Ian Evatt reckons tonight’s game at Wigan Athletic can be the perfect pick-me-up for Wanderers’ automatic promotion chase, if they play it right.
Local pride is at stake as the Whites go in search of three points at the DW Stadium, and any improvement on Derby County’s result against Charlton Athletic would see them leapfrog the Rams into second spot.
For that to happen, Bolton will have to perform better than they did at Blackpool on Saturday, where a 4-1 hiding left the manager and his players nursing wounded pride.
But Evatt remains confident his team can handle the expectation of chasing a top two spot, even with some key players missing through injury like Nathan Baxter and Dion Charles.
“At this stage of the season it is a different feel, of course, and at the moment we are in the top two,” he said. “We have that extra game so we’d only need a point from that extra game to be in the automatic spots but we are in it, fully in it, and we have been for most of the season. Of course that carries the weight of expectation.

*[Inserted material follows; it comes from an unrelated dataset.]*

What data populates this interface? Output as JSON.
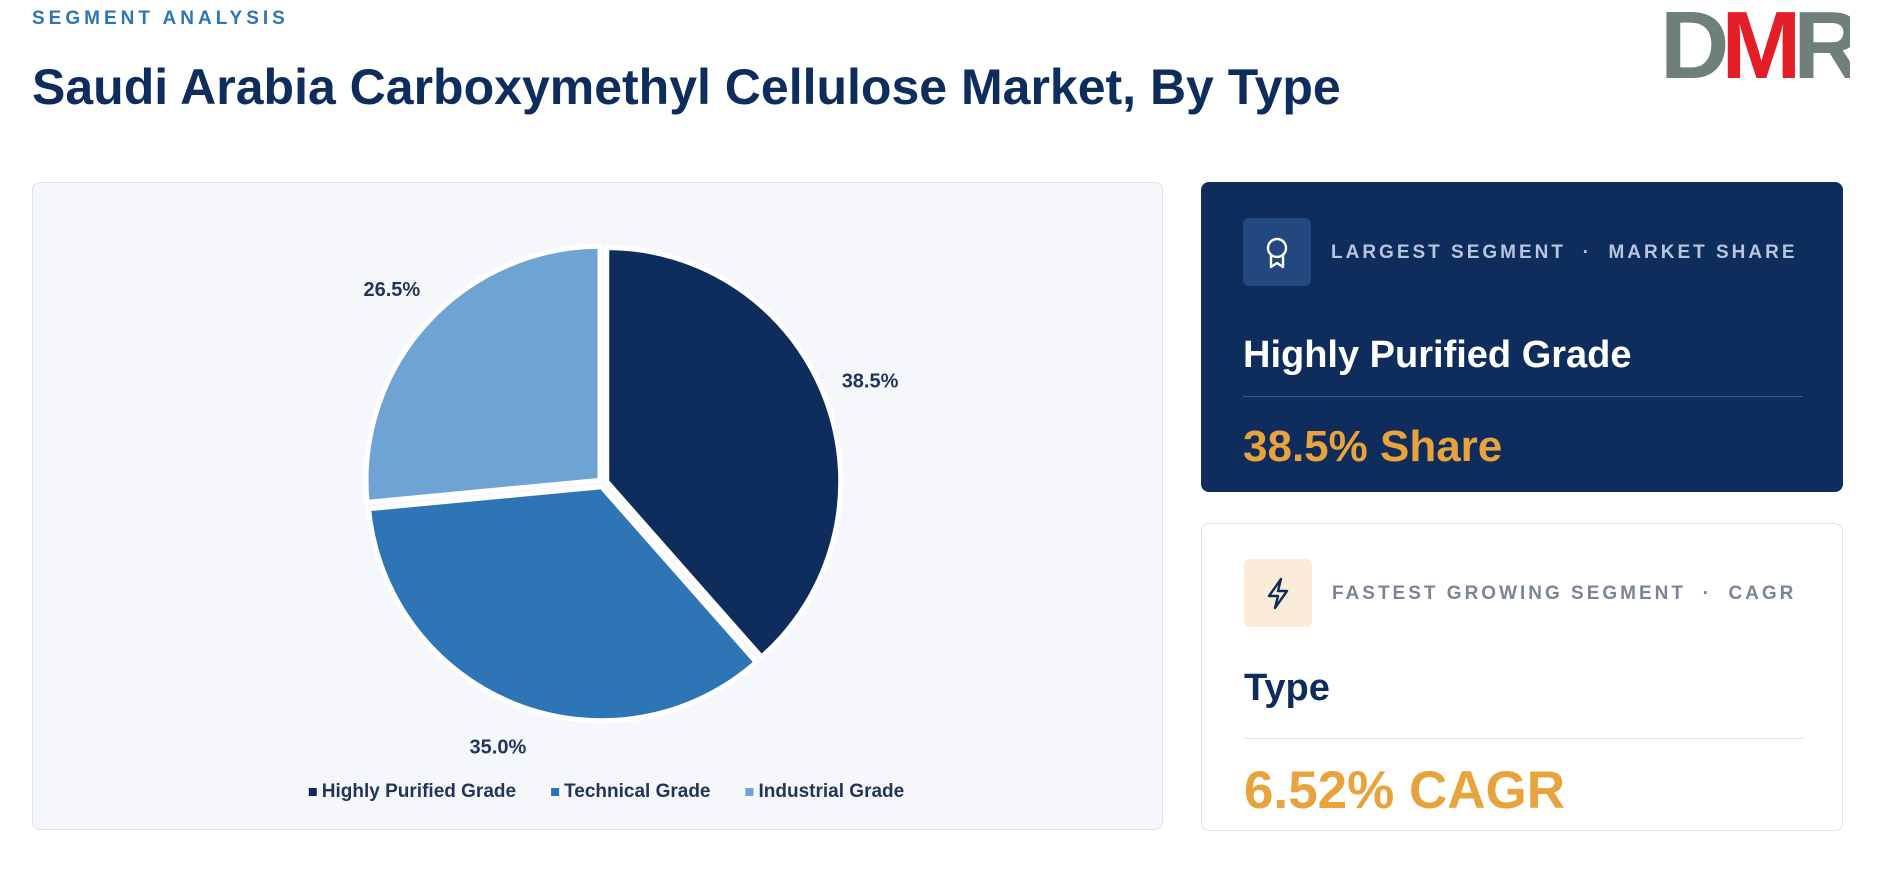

“I have said a lot that pressure is a privilege and we have to make sure we function under pressure.
“Of course, having your best players available will help that happen, but I have huge belief in this squad that we can do better.

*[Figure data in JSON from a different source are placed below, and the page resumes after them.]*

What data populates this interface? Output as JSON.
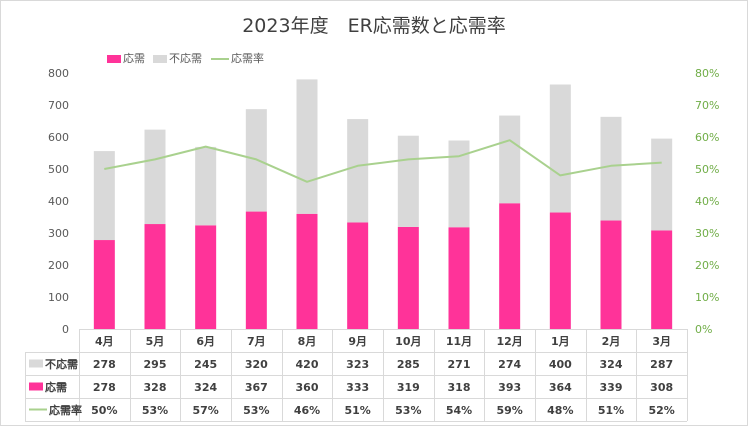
{
  "chart_data": {
    "type": "bar",
    "title": "2023年度　ER応需数と応需率",
    "categories": [
      "4月",
      "5月",
      "6月",
      "7月",
      "8月",
      "9月",
      "10月",
      "11月",
      "12月",
      "1月",
      "2月",
      "3月"
    ],
    "series": [
      {
        "name": "応需",
        "kind": "stacked-bar",
        "color": "#ff3399",
        "values": [
          278,
          328,
          324,
          367,
          360,
          333,
          319,
          318,
          393,
          364,
          339,
          308
        ]
      },
      {
        "name": "不応需",
        "kind": "stacked-bar",
        "color": "#d9d9d9",
        "values": [
          278,
          295,
          245,
          320,
          420,
          323,
          285,
          271,
          274,
          400,
          324,
          287
        ]
      },
      {
        "name": "応需率",
        "kind": "line",
        "axis": "right",
        "color": "#a9d18e",
        "values": [
          50,
          53,
          57,
          53,
          46,
          51,
          53,
          54,
          59,
          48,
          51,
          52
        ],
        "labels": [
          "50%",
          "53%",
          "57%",
          "53%",
          "46%",
          "51%",
          "53%",
          "54%",
          "59%",
          "48%",
          "51%",
          "52%"
        ]
      }
    ],
    "ylim": [
      0,
      800
    ],
    "yticks": [
      0,
      100,
      200,
      300,
      400,
      500,
      600,
      700,
      800
    ],
    "y2lim": [
      0,
      80
    ],
    "y2ticks": [
      "0%",
      "10%",
      "20%",
      "30%",
      "40%",
      "50%",
      "60%",
      "70%",
      "80%"
    ],
    "y2_color": "#70ad47",
    "legend_position": "top-left",
    "legend_order": [
      "応需",
      "不応需",
      "応需率"
    ],
    "data_table": {
      "row_order": [
        "不応需",
        "応需",
        "応需率"
      ]
    },
    "grid": false
  }
}
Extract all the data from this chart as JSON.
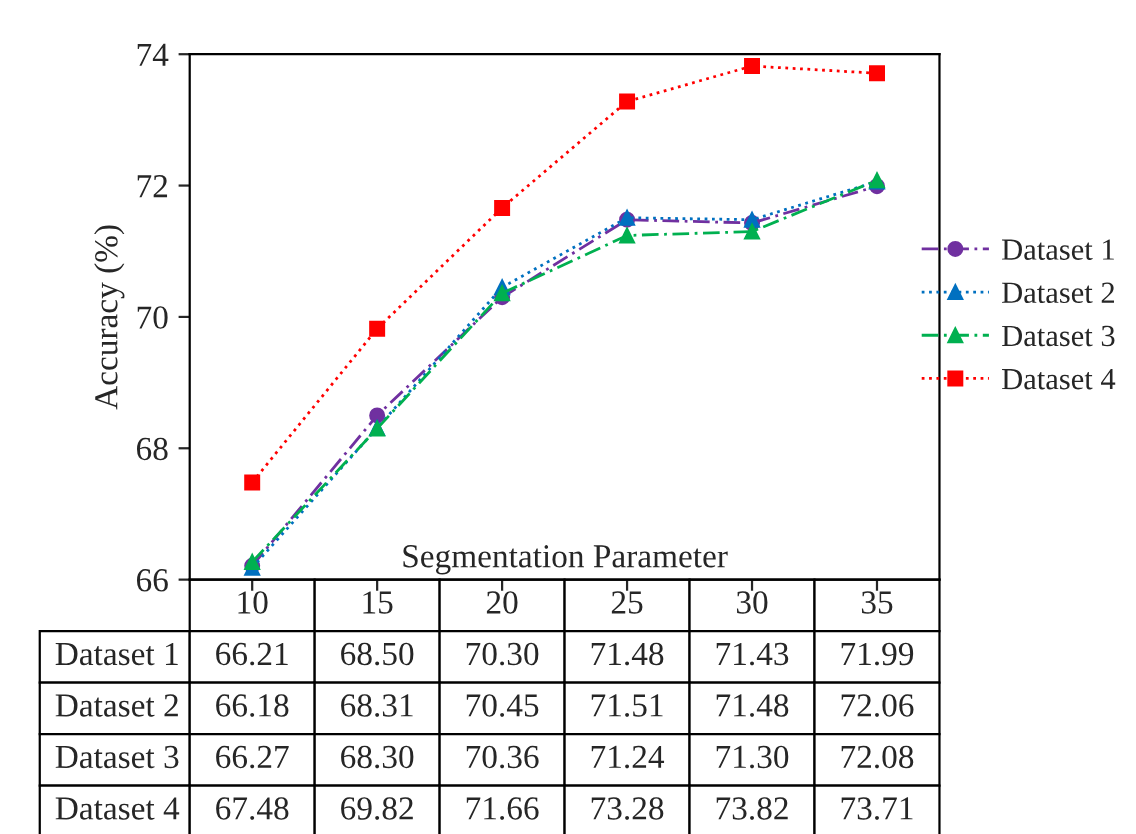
{
  "chart_data": {
    "type": "line",
    "xlabel": "Segmentation Parameter",
    "ylabel": "Accuracy (%)",
    "categories": [
      "10",
      "15",
      "20",
      "25",
      "30",
      "35"
    ],
    "series": [
      {
        "name": "Dataset 1",
        "color": "#7030a0",
        "marker": "circle",
        "line_style": "dashed",
        "values": [
          66.21,
          68.5,
          70.3,
          71.48,
          71.43,
          71.99
        ],
        "value_labels": [
          "66.21",
          "68.50",
          "70.30",
          "71.48",
          "71.43",
          "71.99"
        ]
      },
      {
        "name": "Dataset 2",
        "color": "#0070c0",
        "marker": "triangle",
        "line_style": "dotted",
        "values": [
          66.18,
          68.31,
          70.45,
          71.51,
          71.48,
          72.06
        ],
        "value_labels": [
          "66.18",
          "68.31",
          "70.45",
          "71.51",
          "71.48",
          "72.06"
        ]
      },
      {
        "name": "Dataset 3",
        "color": "#00b050",
        "marker": "triangle",
        "line_style": "dashed",
        "values": [
          66.27,
          68.3,
          70.36,
          71.24,
          71.3,
          72.08
        ],
        "value_labels": [
          "66.27",
          "68.30",
          "70.36",
          "71.24",
          "71.30",
          "72.08"
        ]
      },
      {
        "name": "Dataset 4",
        "color": "#ff0000",
        "marker": "square",
        "line_style": "dotted",
        "values": [
          67.48,
          69.82,
          71.66,
          73.28,
          73.82,
          73.71
        ],
        "value_labels": [
          "67.48",
          "69.82",
          "71.66",
          "73.28",
          "73.82",
          "73.71"
        ]
      }
    ],
    "ylim": [
      66,
      74
    ],
    "yticks": [
      66,
      68,
      70,
      72,
      74
    ],
    "grid": false,
    "legend": "right"
  }
}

“I said to them today that if I were to choose one game to have after Saturday, it would be this one. We have to go and play like that.”
Wanderers have not beaten Wigan since an FA Cup third round tie in 2015 and have suffered some heavy defeats at their neighbours’ hands in recent years.
Defeat at Blackpool brought some stuttering form into focus but Evatt is confident his team can produce a response to send a sold-out away contingent home happy on Tuesday night.
“Sometimes you have to take a few punches, get off the canvass and show what you can do,” he said.
“And what a great opportunity for us to have this game and recover.
“We are fully aware it is a derby and that we have not done ourselves justice in these games, as of yet, and that includes the draw we got there a couple of seasons ago.
“We have 13 hugely significant games to go. Fortunately for us on Saturday we slipped up but others did as well. We are not really any worse off and it is still very much in our hands.
“We have to take it on. I don’t think we have necessarily had the rub of the green in recent weeks for a number of reasons – injuries, suspensions, abandonments, refereeing decisions, but what we have to do better is take accountability for our own performances and actions. Regardless of what goes on, there are things we should be doing better and we are working hard to try and make that happen.”